3D Imaging with Standard Cameras

The K-Lens team: Pascal Bies, Sunil Jaiswal, Matthias Schmitz, Zaur Aliev, Klaus Illgner (from left to right; source: K. Illgner)

Previously, the capture of depth information was only possible using images or footage from camera arrays or special light field cameras. Along with the two image dimensions, these also record the direction of incident light rays. However, photographers and filmmakers had to pay for the advantages – such as extended depth of field, adjustment of focus or blur in post-processing, depth-based segmentation and 3D images – with high acquisition costs and cumbersome workflows. The Saarbrücken start-up K-Lens now developed a special lens of the same name, which was based on a research project of the Max Planck Institute for Informatics and Saarland University and now allows every photographer to benefit from the advantages of 3D technology using their existing equipment.

“The innovation of our lens is that it is compatible with today’s technical standards and can, therefore, be used with any camera,” explains Matthias Schmitz, founder and CEO. So far, there is no lens on the camera market that can match the possibilities of the K-Lens.
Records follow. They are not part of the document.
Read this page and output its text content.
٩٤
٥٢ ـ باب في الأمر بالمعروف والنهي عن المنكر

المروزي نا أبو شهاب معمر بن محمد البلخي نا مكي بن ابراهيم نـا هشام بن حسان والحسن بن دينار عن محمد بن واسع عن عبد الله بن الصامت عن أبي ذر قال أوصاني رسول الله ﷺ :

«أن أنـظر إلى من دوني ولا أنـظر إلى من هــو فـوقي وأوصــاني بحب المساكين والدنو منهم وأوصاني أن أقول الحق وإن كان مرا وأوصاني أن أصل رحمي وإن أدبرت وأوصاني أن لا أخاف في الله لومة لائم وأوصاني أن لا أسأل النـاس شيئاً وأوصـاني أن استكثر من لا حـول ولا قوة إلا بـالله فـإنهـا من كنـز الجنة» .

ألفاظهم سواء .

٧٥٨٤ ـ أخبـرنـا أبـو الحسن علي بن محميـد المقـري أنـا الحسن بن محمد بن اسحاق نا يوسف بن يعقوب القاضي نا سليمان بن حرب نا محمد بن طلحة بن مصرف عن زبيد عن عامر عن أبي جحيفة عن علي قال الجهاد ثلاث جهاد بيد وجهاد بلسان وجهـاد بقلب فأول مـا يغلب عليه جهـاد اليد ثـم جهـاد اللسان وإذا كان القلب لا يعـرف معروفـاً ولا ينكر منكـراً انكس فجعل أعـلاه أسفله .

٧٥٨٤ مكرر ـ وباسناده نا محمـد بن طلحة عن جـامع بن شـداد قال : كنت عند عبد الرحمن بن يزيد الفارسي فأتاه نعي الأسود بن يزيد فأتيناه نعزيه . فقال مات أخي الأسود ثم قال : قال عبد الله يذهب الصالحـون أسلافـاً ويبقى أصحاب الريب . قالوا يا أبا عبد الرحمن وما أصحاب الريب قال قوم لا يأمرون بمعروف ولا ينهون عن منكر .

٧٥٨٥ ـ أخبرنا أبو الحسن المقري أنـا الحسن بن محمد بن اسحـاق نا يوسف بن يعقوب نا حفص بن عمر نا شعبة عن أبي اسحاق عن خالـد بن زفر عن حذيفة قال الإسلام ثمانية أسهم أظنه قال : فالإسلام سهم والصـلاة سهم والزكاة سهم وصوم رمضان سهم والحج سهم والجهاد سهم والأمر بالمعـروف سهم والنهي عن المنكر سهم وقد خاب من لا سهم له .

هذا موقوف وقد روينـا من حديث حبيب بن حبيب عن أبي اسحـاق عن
It offers not only complete control over focus and blur, fully automatic segmentation, depth-based segmentation, perspective change and 3D images, but also complete access to the depth planes of the recorded image.

“Photos don’t have to end up in the digital recycling bin because of focusing errors, a common problem, for example, in macro photography. Image series, as in product photography, can be shot quicker and image objects can be segmented faster,” explains Klaus Illgner. The CTO and enthusiastic amateur photographer. New effects, like focus and blur within the same image plane, can also be realized with the K-Lens. The start-up company will also supply the software for achieving these post-processing effects.

Rendering of the novel lens design (click for larger version; source: K-Lens)

The product is expected to have a length of 20 cm and a maximum weight of 800 g, similar to standard hand-held zoom lenses. Its core component is the so-called image multiplier, a system of mirrors that, like a kaleidoscope, produces different perspectives of the same scene, which are then simultaneously projected onto the camera sensor. Software developed by K-Lens then generates the light field image.

Worldwide patent protection has been applied for. After approval in the US, Schmitz and his four other colleagues expect to receive the patent approval for the other markets still this year. Following two years of development work in the IT Inkubator, an institution of Saarland University and Max Planck Innovation, the five-person team has been funded since October 2017 by the venture capital firm SWG.

At the same time, K-Lens is taking part in a research project developing a commercial light field camera for the professional film industry. The project, supported by the Federal Ministry of Education and Research (BMBF), has a project volume of 2.7 million euros. “In the long term, we would be interested in strategic cooperation with a market leader like Sony, Nikon, or Canon, to learn from their production know-how and their international sales and service models,” explains Schmitz. The founders want to present a prototype of the first purely photographically designed K-Lens still this year. (Source: Saarland U.)